JUL-AUG 2019

All Issues
Poetry

from PRISE


A man that is born falls into a dream, into the sea. If he tries to climb out, the air drowns



I remember men saying, as if tearing them apart, “The white cages, painted white”

In retrospect, the city was a fluttering sensation that went away stronger than it came, almost transparent



I was a coward caught by random phrases, I panicked at the most curious things. Then a few drops fell on my head and neck

I turned from the government agencies and then, truly, dark suits ejaculated into the underground, a small rain in plastic tumblers



He leant his face into the lap, reaching for a defamation

They felt overwhelmed by the façade of normalcy

But they needed to survive



The freeways pelt down on the heads of thin-faced people

The finger on wounds

I remember the beginning: a life-sized female mannequin



I have tried to think of this a fairy tale, or as a function of mythology

But now, law aside, he took them to the quiet streets of a lower middle class suburb, where they slept in a sewage system of the best possible country

It reeked of masculinity, of curvaceous, colonial contradictions: flashy, austere, old as infrastructure



I have written you only the highlights; their reality was taken

They felt unbalanced by the splendor of his betrayal, encrusted in a sparse and minimalist image



Yet there was the fierce sun


And it seemed their seduction by the machine was far from decided



The cowboy is a colonial, his imaginary tradition

Flowing to his heart’s content, my iron chains

And “the past flits by as an image that flashes up when it can be recognized, never to be seen again”

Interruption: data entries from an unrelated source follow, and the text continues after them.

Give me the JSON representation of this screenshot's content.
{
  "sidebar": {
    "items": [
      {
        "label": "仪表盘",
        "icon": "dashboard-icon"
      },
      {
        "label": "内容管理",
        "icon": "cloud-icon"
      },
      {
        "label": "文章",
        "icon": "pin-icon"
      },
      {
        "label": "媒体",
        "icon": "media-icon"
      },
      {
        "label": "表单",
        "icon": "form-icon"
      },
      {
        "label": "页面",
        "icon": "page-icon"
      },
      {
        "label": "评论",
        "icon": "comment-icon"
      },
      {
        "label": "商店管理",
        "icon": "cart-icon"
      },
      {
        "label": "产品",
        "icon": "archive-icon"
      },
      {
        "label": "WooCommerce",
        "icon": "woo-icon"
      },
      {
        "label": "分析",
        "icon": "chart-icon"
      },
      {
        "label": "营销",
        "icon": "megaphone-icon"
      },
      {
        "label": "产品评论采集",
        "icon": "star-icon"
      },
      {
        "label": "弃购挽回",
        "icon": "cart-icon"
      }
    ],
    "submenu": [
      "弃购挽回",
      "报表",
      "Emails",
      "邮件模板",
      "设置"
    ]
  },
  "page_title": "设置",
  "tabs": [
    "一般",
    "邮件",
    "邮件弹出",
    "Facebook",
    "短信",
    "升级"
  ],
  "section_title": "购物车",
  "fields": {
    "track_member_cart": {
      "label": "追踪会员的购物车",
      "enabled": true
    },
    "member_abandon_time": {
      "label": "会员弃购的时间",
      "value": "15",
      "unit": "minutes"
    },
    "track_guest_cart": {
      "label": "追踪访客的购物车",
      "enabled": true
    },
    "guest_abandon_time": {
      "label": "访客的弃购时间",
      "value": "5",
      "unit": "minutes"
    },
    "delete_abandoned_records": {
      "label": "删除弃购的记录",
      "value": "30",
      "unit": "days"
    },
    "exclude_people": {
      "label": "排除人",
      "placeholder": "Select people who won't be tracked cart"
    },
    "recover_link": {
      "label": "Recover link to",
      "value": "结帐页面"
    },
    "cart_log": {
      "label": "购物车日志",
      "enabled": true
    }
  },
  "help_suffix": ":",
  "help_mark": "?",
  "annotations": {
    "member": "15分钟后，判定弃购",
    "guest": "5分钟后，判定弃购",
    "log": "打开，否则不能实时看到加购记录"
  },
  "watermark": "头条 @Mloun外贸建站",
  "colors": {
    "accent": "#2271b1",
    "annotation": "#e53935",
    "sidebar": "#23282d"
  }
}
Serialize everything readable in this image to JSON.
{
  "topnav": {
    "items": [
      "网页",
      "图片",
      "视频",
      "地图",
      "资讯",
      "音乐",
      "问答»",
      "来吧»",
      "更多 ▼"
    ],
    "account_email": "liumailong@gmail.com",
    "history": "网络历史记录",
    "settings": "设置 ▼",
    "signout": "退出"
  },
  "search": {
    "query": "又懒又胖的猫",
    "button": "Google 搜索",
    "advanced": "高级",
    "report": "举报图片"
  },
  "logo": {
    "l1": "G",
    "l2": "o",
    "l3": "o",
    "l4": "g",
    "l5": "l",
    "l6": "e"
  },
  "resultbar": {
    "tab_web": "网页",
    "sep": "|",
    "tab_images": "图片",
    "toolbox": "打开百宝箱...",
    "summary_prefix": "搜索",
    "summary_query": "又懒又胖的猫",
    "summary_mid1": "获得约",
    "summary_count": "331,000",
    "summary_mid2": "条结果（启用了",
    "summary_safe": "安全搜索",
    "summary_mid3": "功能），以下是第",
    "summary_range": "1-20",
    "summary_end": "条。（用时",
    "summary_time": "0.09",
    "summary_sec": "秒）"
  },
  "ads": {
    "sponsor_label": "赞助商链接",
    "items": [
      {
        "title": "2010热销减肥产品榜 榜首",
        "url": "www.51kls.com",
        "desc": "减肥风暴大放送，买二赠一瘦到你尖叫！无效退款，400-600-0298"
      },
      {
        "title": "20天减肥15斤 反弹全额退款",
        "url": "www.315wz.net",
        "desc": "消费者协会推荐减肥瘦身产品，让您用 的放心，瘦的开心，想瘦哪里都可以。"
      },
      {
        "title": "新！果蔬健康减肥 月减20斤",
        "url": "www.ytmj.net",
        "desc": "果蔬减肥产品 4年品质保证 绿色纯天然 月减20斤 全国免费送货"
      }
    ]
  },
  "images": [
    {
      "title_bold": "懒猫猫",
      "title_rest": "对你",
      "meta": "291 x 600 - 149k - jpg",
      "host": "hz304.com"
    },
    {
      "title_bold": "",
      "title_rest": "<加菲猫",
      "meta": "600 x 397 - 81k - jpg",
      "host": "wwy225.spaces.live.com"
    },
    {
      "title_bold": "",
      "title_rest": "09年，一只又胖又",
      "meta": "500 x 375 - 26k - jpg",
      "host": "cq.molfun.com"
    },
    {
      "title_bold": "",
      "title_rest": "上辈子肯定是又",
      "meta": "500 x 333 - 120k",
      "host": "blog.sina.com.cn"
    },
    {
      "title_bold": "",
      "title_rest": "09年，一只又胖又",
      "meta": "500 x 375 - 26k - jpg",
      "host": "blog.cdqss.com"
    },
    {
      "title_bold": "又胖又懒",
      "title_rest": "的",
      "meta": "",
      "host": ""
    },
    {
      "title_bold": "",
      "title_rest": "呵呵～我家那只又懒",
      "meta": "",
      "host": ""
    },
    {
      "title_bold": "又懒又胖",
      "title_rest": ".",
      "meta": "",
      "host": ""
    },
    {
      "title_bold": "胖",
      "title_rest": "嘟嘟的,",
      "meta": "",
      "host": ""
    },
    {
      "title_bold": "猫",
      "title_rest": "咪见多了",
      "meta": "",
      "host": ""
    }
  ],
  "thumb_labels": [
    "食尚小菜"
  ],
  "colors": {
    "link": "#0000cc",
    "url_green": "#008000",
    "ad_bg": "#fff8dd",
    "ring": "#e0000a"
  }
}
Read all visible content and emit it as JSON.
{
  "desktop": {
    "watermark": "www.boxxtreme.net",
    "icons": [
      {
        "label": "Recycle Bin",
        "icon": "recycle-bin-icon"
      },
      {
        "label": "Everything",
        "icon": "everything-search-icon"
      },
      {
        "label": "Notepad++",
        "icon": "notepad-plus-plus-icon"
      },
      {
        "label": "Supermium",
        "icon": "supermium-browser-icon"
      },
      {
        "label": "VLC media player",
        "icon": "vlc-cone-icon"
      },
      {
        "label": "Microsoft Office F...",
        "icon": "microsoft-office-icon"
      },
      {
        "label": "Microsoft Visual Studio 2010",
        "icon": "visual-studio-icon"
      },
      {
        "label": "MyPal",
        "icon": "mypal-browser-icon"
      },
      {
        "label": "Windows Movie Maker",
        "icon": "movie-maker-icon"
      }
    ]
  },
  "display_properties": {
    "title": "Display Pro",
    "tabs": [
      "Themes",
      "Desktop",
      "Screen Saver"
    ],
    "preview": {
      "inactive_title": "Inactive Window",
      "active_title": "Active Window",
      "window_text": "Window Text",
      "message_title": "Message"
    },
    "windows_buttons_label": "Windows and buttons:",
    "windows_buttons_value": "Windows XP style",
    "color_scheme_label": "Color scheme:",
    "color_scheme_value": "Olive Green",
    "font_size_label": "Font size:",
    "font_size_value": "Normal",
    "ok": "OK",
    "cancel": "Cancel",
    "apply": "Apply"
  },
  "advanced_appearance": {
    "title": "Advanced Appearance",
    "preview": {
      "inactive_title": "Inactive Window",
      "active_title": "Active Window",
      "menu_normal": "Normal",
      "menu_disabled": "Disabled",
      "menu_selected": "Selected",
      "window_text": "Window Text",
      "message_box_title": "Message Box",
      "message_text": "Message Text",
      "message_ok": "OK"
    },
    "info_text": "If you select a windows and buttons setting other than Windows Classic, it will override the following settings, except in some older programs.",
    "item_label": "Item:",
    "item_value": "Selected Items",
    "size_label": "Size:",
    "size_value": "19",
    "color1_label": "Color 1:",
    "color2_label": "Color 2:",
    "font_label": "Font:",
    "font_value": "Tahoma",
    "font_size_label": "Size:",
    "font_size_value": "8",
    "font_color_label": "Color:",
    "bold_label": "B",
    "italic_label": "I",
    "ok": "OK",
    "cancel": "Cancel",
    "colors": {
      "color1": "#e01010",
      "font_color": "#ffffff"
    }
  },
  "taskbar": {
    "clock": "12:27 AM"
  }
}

And here was that image flashing over the humiliation



And here I invoke the failure of art to describe the mythic


I am subject to nostalgia and to a shared identity with both the archaic and modern



The schooling was mechanical, motorbikes instead of horses.

Goodbye to all that

Counter-guerilla / fire with fire / horse-breaking prowess / middle-class manners



And to this narrative Of Sacrifice Whose Blood Nourishes The Nation



To not merely accept defeat but to be ennobled by it

How a story might evade this “flowering of manhood”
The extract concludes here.